We selected patients with single-vessel disease to keep a simple interpretation of this pilot study. We wanted to prevent any case with a culprit lesion treated medically and a non-culprit lesion treated by stenting. In OFDI, the arterial healing after stenting of culprit lesions in STEMI is comparable between DES (everolimus) and BVS at six months17. OFDI helps to ensure optimal implantation of the BVS, which could explain the absence of thrombosis in our cohort (vs. a 2.1% incidence in the GHOST-EU registry18 and 1.1% at six months in the TROFI II trial17. The reasons for the high device thrombosis rate as compared with metallic DES in ABSORB II at three years19 have not been established but non-optimal implantation (underexpansion, malapposition) could be evocated. Optimal BVS implantation guided by OFDI could reduce these risks and permit better outcomes. Furthermore, limiting implantation of durable intravascular material could affect the quality of life and could explain, for possible psychological mechanisms, the controversial results of the reduction of angina at one year in the ABSORB II cohort20. Finally, even if this argument is secondary, STEMI management without stenting could have an economic interest.

ANGIOGRAPHIC AND OFDI ANALYSES

At six months, MLA analysis was favourable, with a decrease of 7.45 to 5.80 mm2 at six months, representing a 23% reduction. In the MED group, there was a trend for increased MLA, which rose from 6.50 to 9.55 mm2, hence a gain of 13.4%. We observed a reduction in atheromatous plaque volume at the expense of the fibro-lipid core, probably as a result of the effect of statins administered at high dose during the first months (Figure 5). The ALTAIR study21 has shown, in angioscopy and IVUS, a reduction in volume of plaques under high dose statins in stable coronary artery diseases. There was a significant reduction in MLA in the BVS group, which decreased from 7.55 to 5.40 mm2, hence a reduction of 30.3% in lumen area. This can be explained on the one hand by the important thickness of BVS struts, and on the other by neointimal hyperplasia, as demonstrated by Serruys et al in OCT analysis at six months after implantation22. The development of this neointimal hyperplasia is stable over time. The reduction of MLA during the first six months is counterbalanced by the expansion of the scaffold described after six months23.

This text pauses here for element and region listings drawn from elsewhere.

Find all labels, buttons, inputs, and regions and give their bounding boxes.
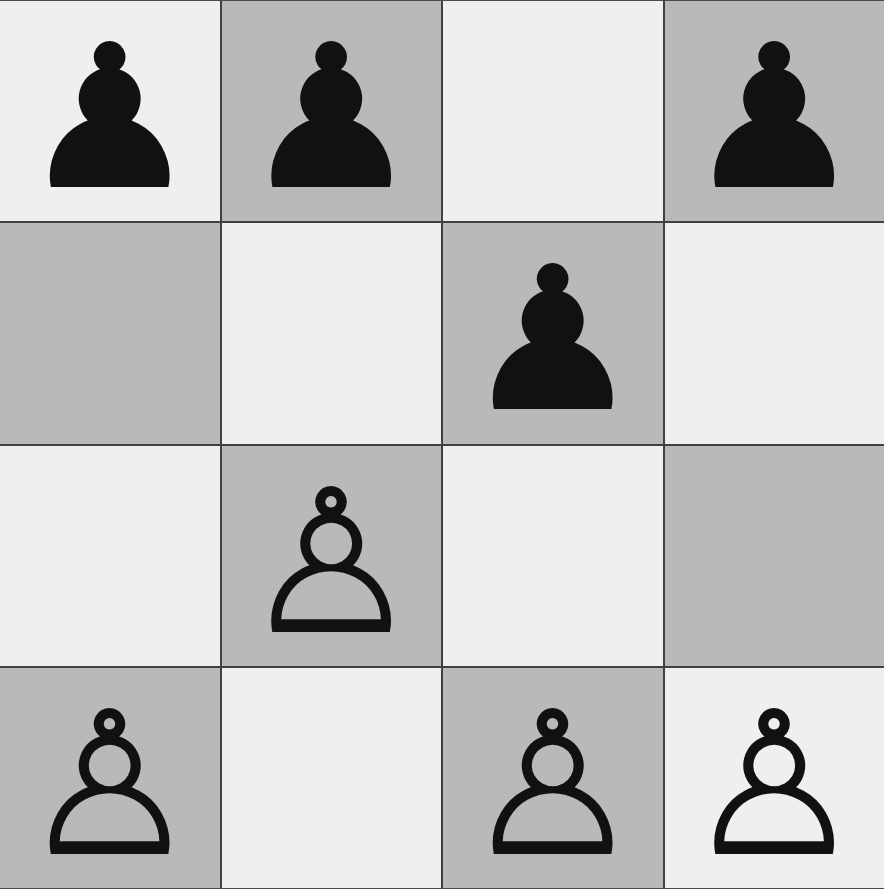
white-pawn: ♙ xyxy=(242,449,421,663)
chess-board: ♟♟♟♟♙♙♙♙ xyxy=(0,0,884,889)
square-r2c1[interactable]: ♙ xyxy=(222,446,442,666)
square-r3c1[interactable] xyxy=(222,668,442,888)
square-r1c0[interactable] xyxy=(0,223,220,443)
square-r1c3[interactable] xyxy=(665,223,884,443)
black-pawn: ♟ xyxy=(685,4,864,218)
square-r2c2[interactable] xyxy=(443,446,663,666)
square-r3c3[interactable]: ♙ xyxy=(665,668,884,888)
square-r0c0[interactable]: ♟ xyxy=(0,1,220,221)
black-pawn: ♟ xyxy=(463,226,642,440)
black-pawn: ♟ xyxy=(20,4,199,218)
square-r3c2[interactable]: ♙ xyxy=(443,668,663,888)
square-r2c3[interactable] xyxy=(665,446,884,666)
black-pawn: ♟ xyxy=(242,4,421,218)
square-r0c2[interactable] xyxy=(443,1,663,221)
square-r0c3[interactable]: ♟ xyxy=(665,1,884,221)
square-r0c1[interactable]: ♟ xyxy=(222,1,442,221)
white-pawn: ♙ xyxy=(20,671,199,885)
square-r1c2[interactable]: ♟ xyxy=(443,223,663,443)
square-r2c0[interactable] xyxy=(0,446,220,666)
square-r1c1[interactable] xyxy=(222,223,442,443)
white-pawn: ♙ xyxy=(685,671,864,885)
square-r3c0[interactable]: ♙ xyxy=(0,668,220,888)
white-pawn: ♙ xyxy=(463,671,642,885)
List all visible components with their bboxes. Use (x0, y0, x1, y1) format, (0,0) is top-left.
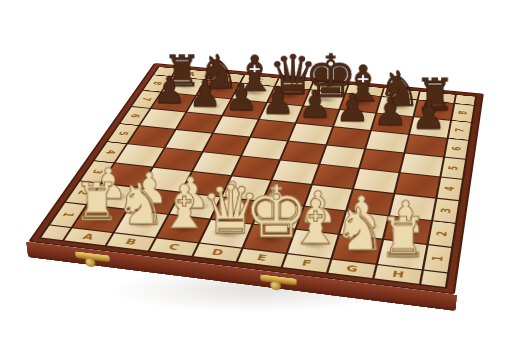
square-e7[interactable]: ♟ (297, 106, 338, 126)
file-label-c-near-text: C (150, 239, 198, 256)
rank-label-2-right: 2 (429, 221, 455, 246)
square-g6[interactable] (366, 131, 408, 152)
file-label-c-near: C (150, 239, 198, 256)
square-f1[interactable]: ♝ (288, 230, 338, 258)
square-d6[interactable] (251, 120, 294, 141)
square-c5[interactable] (204, 134, 249, 156)
clasp-bar-icon (260, 274, 296, 285)
piece-white-knight-g1[interactable]: ♞ (333, 200, 376, 259)
piece-white-king-e1[interactable]: ♚ (244, 176, 287, 248)
clasp-bar-icon (75, 251, 110, 262)
rank-label-3-right: 3 (433, 199, 458, 223)
square-f6[interactable] (328, 127, 370, 148)
square-g1[interactable]: ♞ (333, 235, 382, 264)
piece-black-pawn-g7[interactable]: ♟ (372, 92, 408, 130)
square-c6[interactable] (214, 116, 258, 136)
rank-label-7-right: 7 (449, 121, 471, 140)
chess-board: ABCDEFGH8♜♞♝♛♚♝♞♜87♟♟♟♟♟♟♟♟7665544332♟♟♟… (28, 63, 484, 294)
square-e1[interactable]: ♚ (244, 225, 294, 253)
rank-label-3-right-text: 3 (425, 203, 468, 219)
rank-label-1-right: 1 (424, 245, 451, 272)
piece-white-rook-a1[interactable]: ♜ (73, 175, 115, 228)
piece-white-bishop-f1[interactable]: ♝ (288, 192, 331, 253)
piece-black-pawn-e7[interactable]: ♟ (297, 85, 333, 123)
square-h7[interactable]: ♟ (410, 117, 450, 137)
piece-white-knight-b1[interactable]: ♞ (115, 175, 157, 232)
square-e6[interactable] (289, 123, 332, 144)
file-label-a-near-text: A (64, 228, 112, 245)
chess-set-photo: ABCDEFGH8♜♞♝♛♚♝♞♜87♟♟♟♟♟♟♟♟7665544332♟♟♟… (0, 0, 510, 340)
brass-clasp-left (75, 251, 110, 265)
rank-label-4-right: 4 (438, 178, 462, 200)
border-corner (421, 271, 447, 287)
rank-label-6-right: 6 (445, 139, 468, 159)
file-label-g-near-text: G (328, 260, 375, 278)
piece-black-pawn-d7[interactable]: ♟ (260, 82, 296, 120)
rank-label-5-left: 5 (108, 124, 138, 143)
piece-black-pawn-h7[interactable]: ♟ (410, 96, 447, 135)
square-e5[interactable] (281, 142, 325, 164)
piece-black-pawn-f7[interactable]: ♟ (334, 89, 370, 127)
square-f5[interactable] (321, 145, 365, 167)
rank-label-6-right-text: 6 (437, 142, 476, 155)
rank-label-8-right: 8 (452, 104, 474, 122)
file-label-g-near: G (328, 260, 375, 278)
piece-black-pawn-c7[interactable]: ♟ (224, 78, 260, 115)
piece-black-pawn-a7[interactable]: ♟ (152, 71, 187, 108)
square-f7[interactable]: ♟ (334, 110, 375, 130)
brass-clasp-right (260, 274, 296, 288)
piece-black-pawn-b7[interactable]: ♟ (188, 75, 223, 112)
square-b5[interactable] (166, 130, 212, 151)
square-d5[interactable] (242, 138, 287, 160)
square-g5[interactable] (360, 150, 403, 173)
file-label-a-near: A (64, 228, 112, 245)
piece-white-queen-d1[interactable]: ♛ (200, 176, 243, 243)
square-h5[interactable] (401, 154, 443, 177)
piece-white-rook-h1[interactable]: ♜ (378, 209, 422, 264)
piece-white-bishop-c1[interactable]: ♝ (157, 178, 199, 238)
rank-label-5-right: 5 (441, 158, 465, 179)
square-h1[interactable]: ♜ (378, 240, 426, 269)
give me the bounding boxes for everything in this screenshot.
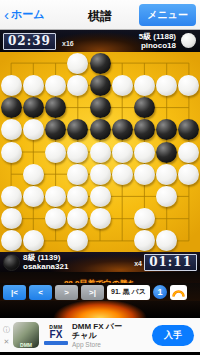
menu-button[interactable]: メニュー [139, 4, 196, 26]
playback-controls: |< < > >| 91. 黒 パス 1 [0, 283, 200, 301]
black-captures: x4 [134, 260, 142, 267]
white-go-stone [90, 164, 111, 185]
white-go-stone [23, 75, 44, 96]
fire-background [0, 301, 200, 318]
white-go-stone [90, 208, 111, 229]
white-go-stone [90, 142, 111, 163]
white-name: pinoco18 [141, 41, 176, 50]
next-move-button[interactable]: > [55, 285, 78, 300]
ad-install-button[interactable]: 入手 [152, 325, 194, 346]
white-go-stone [67, 164, 88, 185]
ad-info-icon[interactable]: ⓘ [3, 325, 10, 335]
black-go-stone [1, 97, 22, 118]
ad-title-line1: DMM FX バー [72, 322, 152, 331]
white-go-stone [112, 164, 133, 185]
black-go-stone [134, 97, 155, 118]
white-go-stone [45, 142, 66, 163]
white-go-stone [1, 75, 22, 96]
current-move-label[interactable]: 91. 黒 パス [107, 285, 150, 300]
white-go-stone [67, 75, 88, 96]
white-stone-icon [181, 33, 196, 48]
first-move-button[interactable]: |< [3, 285, 26, 300]
ad-banner[interactable]: ⓘ ✕ DMM DMM FX DMM FX バー チャル App Store 入… [0, 318, 200, 352]
black-stone-icon [3, 254, 20, 271]
black-go-stone [23, 97, 44, 118]
white-go-stone [23, 186, 44, 207]
result-status: 88.0目差で白の勝ち [0, 272, 200, 283]
black-rank: 8級 (1139) [23, 253, 60, 262]
go-board[interactable] [0, 52, 200, 252]
ad-store-label: App Store [72, 341, 152, 348]
rainbow-arc-icon [172, 288, 185, 297]
logo-ribbon [44, 341, 68, 345]
black-name: osakana321 [23, 262, 68, 271]
white-go-stone [1, 208, 22, 229]
white-go-stone [156, 186, 177, 207]
white-go-stone [1, 119, 22, 140]
app-screen: ‹ ホーム 棋譜 メニュー 02:39 x16 5級 (1188) pinoco… [0, 0, 200, 355]
white-go-stone [23, 119, 44, 140]
white-player-bar: 02:39 x16 5級 (1188) pinoco18 [0, 30, 200, 52]
ad-text-block: DMM FX バー チャル App Store [72, 322, 152, 349]
dmm-fx-logo: DMM FX [44, 325, 68, 345]
black-go-stone [90, 75, 111, 96]
black-go-stone [112, 119, 133, 140]
last-move-button[interactable]: >| [81, 285, 104, 300]
black-go-stone [90, 97, 111, 118]
white-go-stone [134, 75, 155, 96]
white-go-stone [90, 186, 111, 207]
prev-move-button[interactable]: < [29, 285, 52, 300]
black-go-stone [156, 142, 177, 163]
black-go-stone [90, 53, 111, 74]
white-go-stone [178, 164, 199, 185]
ad-close-icon[interactable]: ✕ [4, 338, 10, 346]
nav-bar: ‹ ホーム 棋譜 メニュー [0, 0, 200, 30]
black-go-stone [45, 97, 66, 118]
black-go-stone [90, 119, 111, 140]
white-go-stone [45, 186, 66, 207]
ad-app-icon: DMM [13, 322, 39, 348]
white-go-stone [134, 164, 155, 185]
white-clock: 02:39 [3, 33, 56, 50]
ad-title-line2: チャル [72, 331, 152, 340]
white-go-stone [45, 75, 66, 96]
white-go-stone [1, 142, 22, 163]
white-go-stone [23, 164, 44, 185]
white-go-stone [67, 53, 88, 74]
white-go-stone [67, 142, 88, 163]
counter-badge: 1 [153, 285, 167, 299]
white-go-stone [1, 230, 22, 251]
white-go-stone [156, 75, 177, 96]
black-clock: 01:11 [144, 254, 197, 271]
white-captures: x16 [62, 40, 74, 47]
white-go-stone [178, 142, 199, 163]
white-go-stone [134, 208, 155, 229]
black-player-bar: 8級 (1139) osakana321 x4 01:11 [0, 252, 200, 272]
white-go-stone [112, 142, 133, 163]
white-go-stone [112, 75, 133, 96]
white-go-stone [134, 142, 155, 163]
white-rank: 5級 (1188) [139, 32, 176, 41]
rainbow-button[interactable] [170, 285, 187, 300]
white-go-stone [1, 186, 22, 207]
white-go-stone [156, 164, 177, 185]
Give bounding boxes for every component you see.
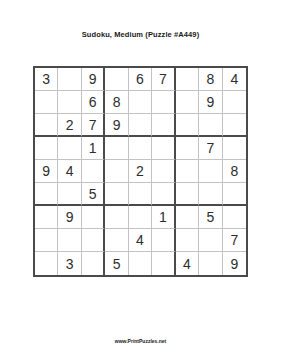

Figure 5. Comparative OFDI frames of BVS. Comparative OFDI frames immediately after implantation (A, B) and at six months (A’, B’). Landmarks: vein (blue asterisk), calcifications (white arrow). The struts are apposed (white rectangle) and covered at six months. The thickness of the atheromatous plaque has decreased at six months (red rectangle).

Study limitations

This was a non-randomised single-centre study conducted on a small sample and a selected population. The results were obtained at six months, before the onset of the polymer resorption process. Because patients pre-treated with fibrinolysis may have a clinical course that differs from those referred directly for primary PCI, the clinical course of our patients should be interpreted accordingly. All of these data would require validation after clinical follow-up and with imaging in the longer term.

Conclusions

This work presents an innovative management of STEMI in young subjects with a single-vessel lesion in which the ultimate objective is to limit implantation of durable intracoronary devices, either by using BVS or by continuing medical treatment alone. The findings herein confirm that this management is a potential treatment option in a selected patient population. This strategy is further enhanced in the present study by OFDI. This concept remains to be validated in a larger-scale randomised multicentre study.

Conflict of interest statement

P. Motreff and G. Souteyrand are consultants for Abbott Vascular and Terumo Corp. The other authors have no conflicts of interest to declare.